- Born: 1949 (age 76–77) Worcester, England
- Education: National College of Art and Design
- Known for: Painting
- Style: Photorealism
- Elected: Aosdána
- Website: martingale.ie

= Martin Gale =

Irish painter

Martin Gale RHA (born 1949) is an English-born Irish painter.
==Early life==
Gale was born in Worcester in 1949. His father was a jockey and handicapper, and his mother also rode in point-to-point races. He and his family later moved to Ireland, where he attended Newbridge College and Blackrock Academy on Lower Mount Street, Dublin.

==Career==

Gale studied at the National College of Art and Design (NCAD, Dublin). His first solo show was two years after he graduated, at the Neptune Gallery. He represented Ireland at the Biennale de Paris in 1980. He was elected to Aosdána in 1982 and the Royal Hibernian Academy in 1996. A retrospective of his work was held at the Royal Hibernian Academy's Gallagher Gallery in 2004, moving to the Ulster Museum later.
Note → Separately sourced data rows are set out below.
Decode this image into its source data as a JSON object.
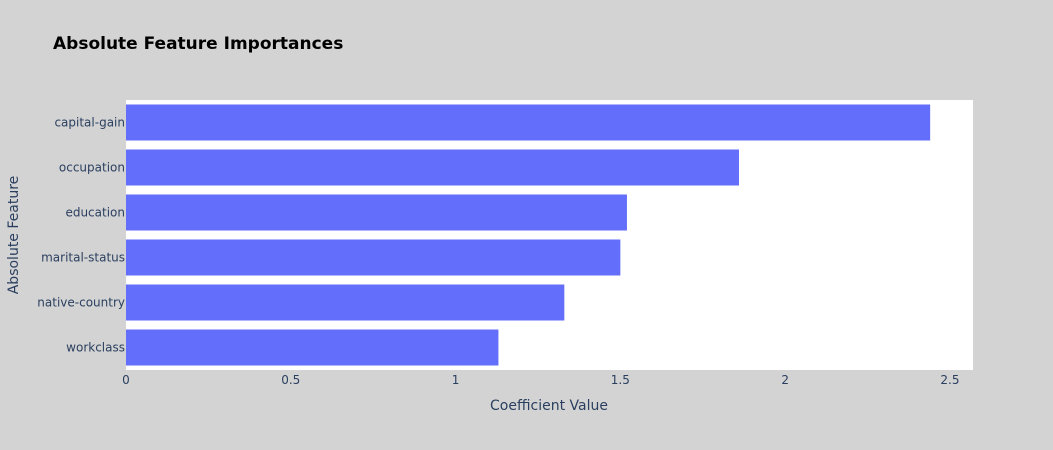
{
  "chart_data": {
    "type": "bar",
    "orientation": "horizontal",
    "title": "Absolute Feature Importances",
    "xlabel": "Coefficient Value",
    "ylabel": "Absolute Feature",
    "categories": [
      "capital-gain",
      "occupation",
      "education",
      "marital-status",
      "native-country",
      "workclass"
    ],
    "values": [
      2.44,
      1.86,
      1.52,
      1.5,
      1.33,
      1.13
    ],
    "xlim": [
      0,
      2.57
    ],
    "xticks": [
      0,
      0.5,
      1,
      1.5,
      2,
      2.5
    ],
    "xtick_labels": [
      "0",
      "0.5",
      "1",
      "1.5",
      "2",
      "2.5"
    ],
    "grid": false,
    "bar_color": "#636efa",
    "plot_background": "#ffffff",
    "paper_background": "#d3d3d3"
  }
}
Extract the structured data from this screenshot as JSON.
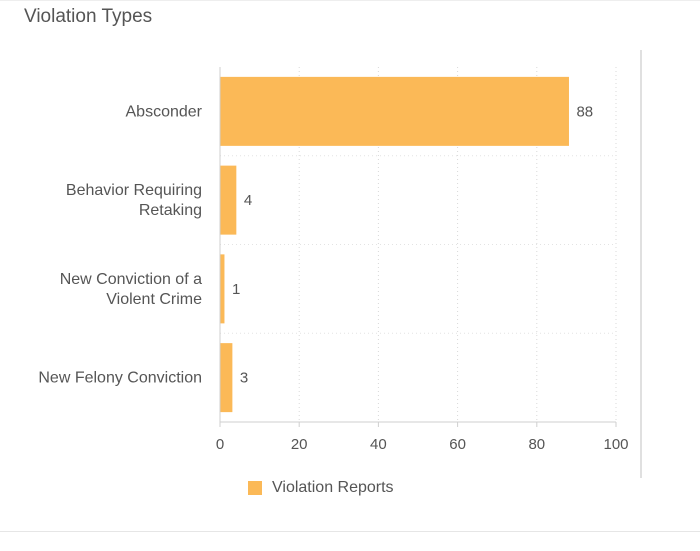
{
  "panel": {
    "title": "Violation Types"
  },
  "chart_data": {
    "type": "bar",
    "orientation": "horizontal",
    "categories": [
      "Absconder",
      "Behavior Requiring Retaking",
      "New Conviction of a Violent Crime",
      "New Felony Conviction"
    ],
    "category_label_lines": [
      [
        "Absconder"
      ],
      [
        "Behavior Requiring",
        "Retaking"
      ],
      [
        "New Conviction of a",
        "Violent Crime"
      ],
      [
        "New Felony Conviction"
      ]
    ],
    "series": [
      {
        "name": "Violation Reports",
        "values": [
          88,
          4,
          1,
          3
        ],
        "color": "#fbb957"
      }
    ],
    "data_labels": [
      "88",
      "4",
      "1",
      "3"
    ],
    "xlim": [
      0,
      100
    ],
    "xticks": [
      0,
      20,
      40,
      60,
      80,
      100
    ],
    "xtick_labels": [
      "0",
      "20",
      "40",
      "60",
      "80",
      "100"
    ],
    "grid": "dotted vertical",
    "legend_position": "bottom"
  }
}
Gale is known for his photorealistic landscapes with human and animal figures. According to Aidan Dunne of The Irish Times, "Much of his work consists of depicting individuals in rural settings, and he manages these tableaux with a certain theatrical flair. There's usually an element of tension. That tension can emerge from the demeanour of the figure, with intimations of inner conflict or troubling memories, or the figure's relationship to the setting. Gale's tonal range is generally broad, from almost-piercing lights to chill, earthy darks, and there is a hard-edged, linear quality to his painting […] he does not pander to received images of an Irish picturesque."
==Personal life==
Gale is based in Ballymore Eustace, County Kildare; he has lived in the countryside for almost all of his life. He is a close friend of fellow artist Charles Tyrrell.